Il y a une contradiction majeure dans l’intitulé même. Ce certificat européen de parentalité ne veut strictement rien dire car la parentalité, en droit français, n’est pas la filiation. Elle vise le rôle éducatif des parents mais elle ne se confond pas avec la filiation, qui est le lien juridique reliant parents et enfants. Ce lien précède l’éducation. La parentalité n’a aucun des effets que lui attribuent ce projet européen et ce certificat, car en réalité, on parle de la filiation. Ce texte ne veut strictement rien dire. Le but est de nous imposer, depuis l’Europe, ce mot de « parentalité » pour remplacer le mot « filiation » car le terme de parentalité est beaucoup plus souple et moins porteur de cette référence à la réalité charnelle de la procréation qu’est la filiation. Ce concept de parentalité permet de reconnaître comme parent n’importe quel adulte investi dans le projet éducatif auprès de l’enfant.

M. B. Cette mesure a-t-elle une chance de passer ?

A. M. J’espère que plusieurs États de l’UE refuseront de valider les atteintes aux droits de l’homme et en particulier aux droits de l’enfant, cachées derrière la libre circulation des personnes. Il faut l’unanimité pour que ce règlement aboutisse. Il y a de fortes chances pour qu’il n’aille pas au bout, mais les États subissent des pressions. Par conséquent, rien n’est gagné. C’est pourquoi notre association est mobilisée pour informer et convaincre les États de refuser de se rendre complices des trafic d’enfants qui peuvent être légalisés dans certains États.

M. B. Qu’est-ce que cela dit de l’Union européenne ?

A. M. Cette institution fonctionne de manière idéologique. On brandit le principe de libre circulation des personnes comme si c’était le principe supérieur qui méritait qu’on lui sacrifie les droits de l’homme ou les droits de l’enfant en validant les trafics d’enfants.

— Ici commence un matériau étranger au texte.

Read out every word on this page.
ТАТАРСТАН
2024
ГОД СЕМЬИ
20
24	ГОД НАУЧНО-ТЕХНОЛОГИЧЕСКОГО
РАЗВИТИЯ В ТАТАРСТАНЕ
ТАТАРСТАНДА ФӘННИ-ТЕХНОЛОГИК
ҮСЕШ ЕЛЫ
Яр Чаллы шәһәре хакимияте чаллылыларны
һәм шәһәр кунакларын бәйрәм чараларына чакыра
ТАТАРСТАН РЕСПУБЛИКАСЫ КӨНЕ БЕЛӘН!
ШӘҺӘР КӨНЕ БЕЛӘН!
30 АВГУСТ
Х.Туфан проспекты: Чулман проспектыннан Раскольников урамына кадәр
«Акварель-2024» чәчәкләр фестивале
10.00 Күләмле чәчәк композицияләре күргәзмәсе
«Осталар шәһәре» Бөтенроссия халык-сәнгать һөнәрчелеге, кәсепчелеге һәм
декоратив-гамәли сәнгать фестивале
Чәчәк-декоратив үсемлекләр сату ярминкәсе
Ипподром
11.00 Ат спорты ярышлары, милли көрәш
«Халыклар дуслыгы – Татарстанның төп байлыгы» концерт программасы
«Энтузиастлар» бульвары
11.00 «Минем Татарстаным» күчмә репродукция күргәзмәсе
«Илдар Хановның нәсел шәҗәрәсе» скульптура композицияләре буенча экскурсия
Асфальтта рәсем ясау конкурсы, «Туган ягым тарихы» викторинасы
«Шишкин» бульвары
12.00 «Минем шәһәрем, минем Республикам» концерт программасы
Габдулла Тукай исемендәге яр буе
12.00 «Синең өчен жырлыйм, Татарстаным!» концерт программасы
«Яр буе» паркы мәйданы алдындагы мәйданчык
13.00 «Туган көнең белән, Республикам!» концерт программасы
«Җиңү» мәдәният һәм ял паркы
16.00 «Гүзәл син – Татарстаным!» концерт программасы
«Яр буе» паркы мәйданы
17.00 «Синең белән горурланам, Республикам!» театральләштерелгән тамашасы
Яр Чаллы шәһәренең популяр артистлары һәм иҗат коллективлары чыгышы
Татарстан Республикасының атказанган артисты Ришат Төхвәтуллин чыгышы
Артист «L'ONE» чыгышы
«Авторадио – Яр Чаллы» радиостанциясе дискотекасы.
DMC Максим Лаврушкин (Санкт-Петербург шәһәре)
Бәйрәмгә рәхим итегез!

C’est comme si j’achetais une arme dans un pays où c’est légal : pourrais-je imposer à tous les États de l’Union de circuler moi-même partout avec cette arme dans mon sac ? Ce principe de libre circulation n’est pas le seul élément en cause. Il y a d’autres principes et d’autres valeurs avec lesquels il faut le concilier. Si, par hasard, des personnes s’étant procurées des enfants par des moyens illicites et contraires aux droits de l’enfant étaient empêchées de vivre leur vie dans d’autres États de l’Union, tant pis. C’est peut-être une difficulté pour eux, mais ce n’est rien par rapport au désastre qui résulterait de la reconnaissance des trafics d’enfants.